Although fears that the war could further increase prices at this stage are significantly lower, the risk of sudden movements cannot be completely dismissed, because oil prices remain volatile and sensitive to a number of factors, which are the main prices.

Sanctions against Russia

The next phase was highlighted by strong supply concerns about severe sanctions against Russia (among which the key target was the energy sector), when oil prices rose again, albeit for a short period, despite the fact that Russia is among the top three oil producers in the world and a sharp reduction in supplies will significantly impact oil markets.

Russian supplies were not seriously hurt by sanctions, which were intended to cut Russia’s main source of income and eventually bring the economy to collapse, this was not a scenario, because many countries found a loophole in the sanctions and continued to buy Russian oil from different. sources

Russian oil was cheaper than the oil of other major OPEC producers, therefore more popular among buyers, with some Western economies continuing to buy second or third hand, Saudi Arabia increased purchases of Russian oil for its domestic needs and selling its own oil at a higher price, while China and India significantly increased imports of Russian oil, with some other countries that do not observe Western sanctions against Russia, continue to buy oil from Russia.

This kept the general situation balanced, preventing oil prices from stronger rises, despite the refusal of the OPEC+ organization to significantly increase production (there was a strong demand and pressure on the US cartel to increase production and lower prices before the US mid-term election. ), keeping the oil prices under control and without stronger oscillations.

China’s Covid restrictions

Currently, the situation in China is the key factor that drives oil prices, as fresh waves of new Covid cases in the country have prompted the authorities to impose restrictions.

China follows a zero-tolerance Covid policy and recent restrictions slowed economic activity in the third quarter, with new limits set to further curb growth in the world’s largest oil importer and damage demand, which would have a more negative impact on oil prices.

China is currently facing the worst situation of the pandemic this year with a sharp increase in new Covid cases in Beijing and nationally, which has prompted authorities to begin closing businesses and schools in many districts and provinces and tighten rules for entering the capital.

The latest wave of infections has caused an immediate impact on oil prices, which have collapsed near the lowest levels in 2022, and the situation has sharpened the sentiment and darkened the outlook.

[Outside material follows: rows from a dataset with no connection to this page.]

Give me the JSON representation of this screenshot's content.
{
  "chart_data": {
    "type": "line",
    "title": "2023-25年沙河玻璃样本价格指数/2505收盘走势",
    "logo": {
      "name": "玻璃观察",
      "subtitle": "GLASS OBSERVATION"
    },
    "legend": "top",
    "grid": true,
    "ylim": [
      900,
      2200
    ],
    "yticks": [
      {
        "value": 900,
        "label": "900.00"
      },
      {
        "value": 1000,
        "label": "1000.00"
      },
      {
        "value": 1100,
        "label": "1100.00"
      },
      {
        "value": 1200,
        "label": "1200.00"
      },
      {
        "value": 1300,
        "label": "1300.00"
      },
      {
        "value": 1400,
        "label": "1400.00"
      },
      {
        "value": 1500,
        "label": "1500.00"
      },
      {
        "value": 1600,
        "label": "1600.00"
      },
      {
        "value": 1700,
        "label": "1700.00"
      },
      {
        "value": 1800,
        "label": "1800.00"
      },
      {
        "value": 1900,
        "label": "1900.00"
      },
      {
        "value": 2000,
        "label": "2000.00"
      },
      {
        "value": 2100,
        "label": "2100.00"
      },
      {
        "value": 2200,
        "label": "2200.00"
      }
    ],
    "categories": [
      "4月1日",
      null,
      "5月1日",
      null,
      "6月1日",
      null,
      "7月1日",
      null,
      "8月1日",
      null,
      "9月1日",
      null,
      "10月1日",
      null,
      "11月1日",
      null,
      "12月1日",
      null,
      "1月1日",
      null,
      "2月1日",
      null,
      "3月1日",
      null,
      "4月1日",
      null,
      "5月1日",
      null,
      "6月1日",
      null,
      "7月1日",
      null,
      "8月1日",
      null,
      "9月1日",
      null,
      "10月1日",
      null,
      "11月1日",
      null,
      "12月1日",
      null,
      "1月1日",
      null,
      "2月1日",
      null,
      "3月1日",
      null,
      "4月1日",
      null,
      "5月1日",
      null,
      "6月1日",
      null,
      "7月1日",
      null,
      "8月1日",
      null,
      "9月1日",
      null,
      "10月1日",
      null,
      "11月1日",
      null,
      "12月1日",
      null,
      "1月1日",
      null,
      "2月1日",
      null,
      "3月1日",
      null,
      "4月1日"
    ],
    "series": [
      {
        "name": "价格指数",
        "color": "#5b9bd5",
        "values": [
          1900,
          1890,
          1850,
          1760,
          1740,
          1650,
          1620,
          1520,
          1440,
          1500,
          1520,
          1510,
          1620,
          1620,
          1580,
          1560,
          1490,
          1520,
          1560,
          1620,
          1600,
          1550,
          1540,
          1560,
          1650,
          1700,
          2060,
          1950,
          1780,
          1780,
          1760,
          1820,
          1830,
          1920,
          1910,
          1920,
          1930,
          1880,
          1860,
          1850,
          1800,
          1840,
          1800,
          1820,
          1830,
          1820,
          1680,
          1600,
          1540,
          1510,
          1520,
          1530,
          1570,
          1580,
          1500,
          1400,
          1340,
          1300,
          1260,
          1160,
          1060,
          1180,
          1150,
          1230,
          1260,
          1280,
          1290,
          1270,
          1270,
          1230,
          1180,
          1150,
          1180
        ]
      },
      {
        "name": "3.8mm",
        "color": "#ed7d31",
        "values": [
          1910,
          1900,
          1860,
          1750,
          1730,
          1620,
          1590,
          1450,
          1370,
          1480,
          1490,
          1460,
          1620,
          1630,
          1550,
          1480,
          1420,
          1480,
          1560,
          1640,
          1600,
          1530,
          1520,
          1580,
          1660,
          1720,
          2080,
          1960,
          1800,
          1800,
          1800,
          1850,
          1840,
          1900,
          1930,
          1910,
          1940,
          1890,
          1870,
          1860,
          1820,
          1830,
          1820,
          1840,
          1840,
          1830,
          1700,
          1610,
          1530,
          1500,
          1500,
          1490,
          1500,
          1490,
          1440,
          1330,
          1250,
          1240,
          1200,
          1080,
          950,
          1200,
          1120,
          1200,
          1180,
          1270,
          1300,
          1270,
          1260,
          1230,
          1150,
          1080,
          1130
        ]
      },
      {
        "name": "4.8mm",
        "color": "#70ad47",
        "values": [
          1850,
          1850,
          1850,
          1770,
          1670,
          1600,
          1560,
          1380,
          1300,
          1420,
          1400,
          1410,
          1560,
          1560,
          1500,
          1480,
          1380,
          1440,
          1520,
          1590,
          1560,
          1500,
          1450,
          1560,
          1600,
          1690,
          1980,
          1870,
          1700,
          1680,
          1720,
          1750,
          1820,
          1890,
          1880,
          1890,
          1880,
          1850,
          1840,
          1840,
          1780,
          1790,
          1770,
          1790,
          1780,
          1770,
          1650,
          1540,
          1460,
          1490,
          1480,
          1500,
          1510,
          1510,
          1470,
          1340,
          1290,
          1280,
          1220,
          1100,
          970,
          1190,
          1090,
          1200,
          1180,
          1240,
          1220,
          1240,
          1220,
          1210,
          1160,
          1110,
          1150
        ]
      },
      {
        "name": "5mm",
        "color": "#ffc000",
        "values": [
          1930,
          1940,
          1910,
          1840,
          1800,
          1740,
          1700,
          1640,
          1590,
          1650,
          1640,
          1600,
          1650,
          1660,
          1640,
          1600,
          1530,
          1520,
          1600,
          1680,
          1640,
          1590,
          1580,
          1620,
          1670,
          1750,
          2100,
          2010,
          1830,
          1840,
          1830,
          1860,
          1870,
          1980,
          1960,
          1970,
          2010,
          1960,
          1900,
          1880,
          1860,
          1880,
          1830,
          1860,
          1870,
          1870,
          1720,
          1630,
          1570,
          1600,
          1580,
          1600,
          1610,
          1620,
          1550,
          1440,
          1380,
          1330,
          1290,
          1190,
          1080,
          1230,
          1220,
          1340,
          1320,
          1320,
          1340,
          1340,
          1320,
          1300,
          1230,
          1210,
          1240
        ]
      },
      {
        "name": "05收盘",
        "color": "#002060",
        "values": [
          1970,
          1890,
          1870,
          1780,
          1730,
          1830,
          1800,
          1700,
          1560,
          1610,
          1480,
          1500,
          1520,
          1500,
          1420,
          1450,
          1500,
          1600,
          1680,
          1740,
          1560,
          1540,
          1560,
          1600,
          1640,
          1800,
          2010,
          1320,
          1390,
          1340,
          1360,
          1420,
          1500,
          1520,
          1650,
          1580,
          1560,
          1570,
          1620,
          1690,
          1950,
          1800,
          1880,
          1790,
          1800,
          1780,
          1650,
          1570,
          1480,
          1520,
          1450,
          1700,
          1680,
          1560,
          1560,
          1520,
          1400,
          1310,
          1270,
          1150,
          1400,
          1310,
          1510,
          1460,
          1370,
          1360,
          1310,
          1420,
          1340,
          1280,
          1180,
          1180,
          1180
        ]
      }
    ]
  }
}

High inflation and recession

Soaring inflation in the Western world, which hit a record high in the European Union and the highest in forty years in Britain, while price pressures eased slightly in the United States, but still four times above the 2% target, prompted the major. central banks to start raising interest rates to fight inflation.

The US Federal Reserve led the action and was the sharpest, with the other main central banks following in monetary sound policy tightening, which should have resulted in the restoration of price stability, however, the task proved to be more difficult and lasting longer than foreseen.

Inflation in many economies continues to rise and take root, making it difficult for central banks to control rising inflation.

Also, higher interest rates hurt economies by slowing economic growth, with some economies already in a recession that can last for several quarters.

Slower economic activity directly affects demand for oil, adding to persistent concerns that global demand would weaken further and keep oil prices under increased pressure.

Technical view

The overall picture remains bearish aligned, based on fundamentals, with bearish technical studies on the daily and weekly chart, contributing to a darkened short-term outlook.

Also, bearish signals are developing on the monthly chart as the price action holds below major Fibonacci support (38.2% retracement from post-pandemic $6.52/$130.48 rally) for the third consecutive month and 14-period momentum on a monthly chart goes south and pressing the border of negative territory.

All these factors contribute to the negative scenario in which the price of crude oil is expected to remain under strong pressure in the coming months.

Only a major change in fundamentals could change the picture, although such a scenario is quite unlikely, but cannot be ruled out.